Taking a dot product is part of the story but not
the whole story when forming a projection.

In my book, the projections are vectors. Specifically
the projection of vector A in a direction Q is a vector.

As previously discussed, the formula for calculating
the projection of A in the direction of q is
A.q/q
or, if you are allergic to Clifford Algebra or
otherwise unable to multiply and divide by vectors,
the corresponding formula is
A.q (q/q.q)

Note that in two dimensions, you can write A in
terms of its projections using the vector equation
A = A.p/p + A.q/q
whenever p and q are orthogonal (not necessarily
orthonormal, and not necessarily "the" basis vectors;
only their orthogonality matters).

============

As to notation, in my book the expansion of a vector
A in terms of its matrix elements is written (in D=3)
A = [A_1 A_2 A_3]
which is shorthand for
A = A_1 x_1 + A_2 x_2 + A_3 x_3
where A_i is a scalar for all i, and x_i is the ith
basis vector.
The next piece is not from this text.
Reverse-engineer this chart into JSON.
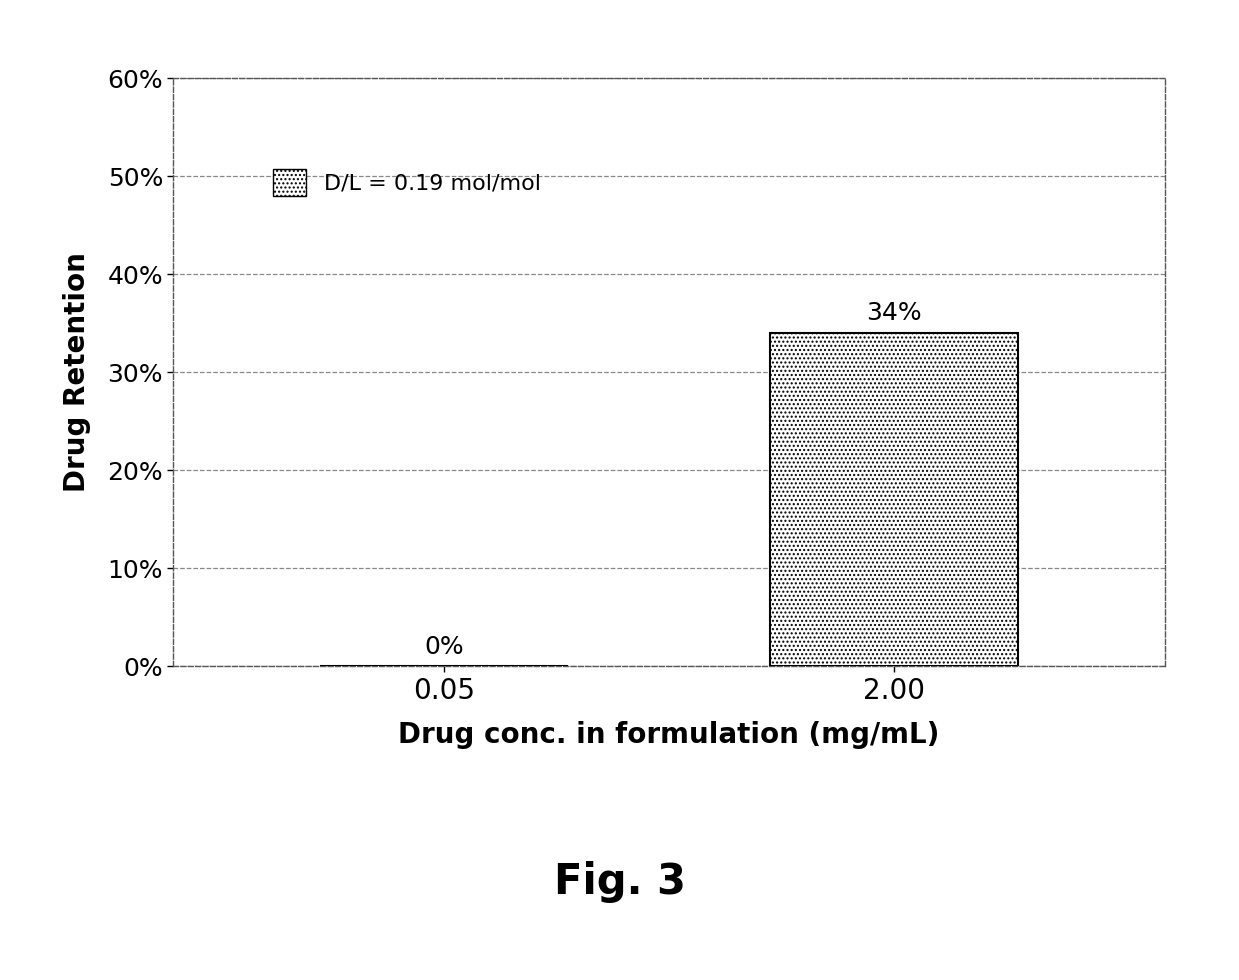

Note that in the case of x_i the
subscript does _not_ indicate a component; it just
indicates which basis vector.

If you are using boldface, x_i would use a boldface
x, since it is a vector. But A_i is a scalar, and
should never be written boldface.

============

In the Clifford Algebra literature, it has become
standard notation to _not_ decorate vectors with
little arrows or boldface or anything else. That's
because scalars, vectors, bivectors, etc. can all
be added and multiplied on more-or-less the same
footing. That is, vectors are not sufficiently
special to require decoration.

======================
======================

Rick Tarara wrote:

Understand that most of the quibbling over vectors, component vectors, basis
vectors, projections of vectors, etc. is meaningless to 99% of our students.
They are sufficiently confused over whether the x-component is Asin(theta)
or Acos(theta).

That's all-too-true. But that brings up a whole nother issue.
There are inconsistent conventions as to what "theta" means.
Engineering books are likely to do it differently from
math books. Physics books are just inconsistent. And the
conventions for D=2 polar coordinates conflict with conventions
for D=3 spherical-polar coordinates, often within the same book.

Fortunately, when you write the projection as A.x/x, the dot
product _always_ involves the cosine of the angle between A and x.

Any physical prediction should be independent of the choice
of such conventions. The numerics of intermediate steps in
the calculations will depend on choices, but not the bottom-line
physical predictions.

It's of course best to be consistent and 'correct', but
getting anal over it won't really help most students.

Right. There is no 'correct' answer. No global consistency
is possible. All that is really required is to keep the
conventions consistent _within any particular problem_.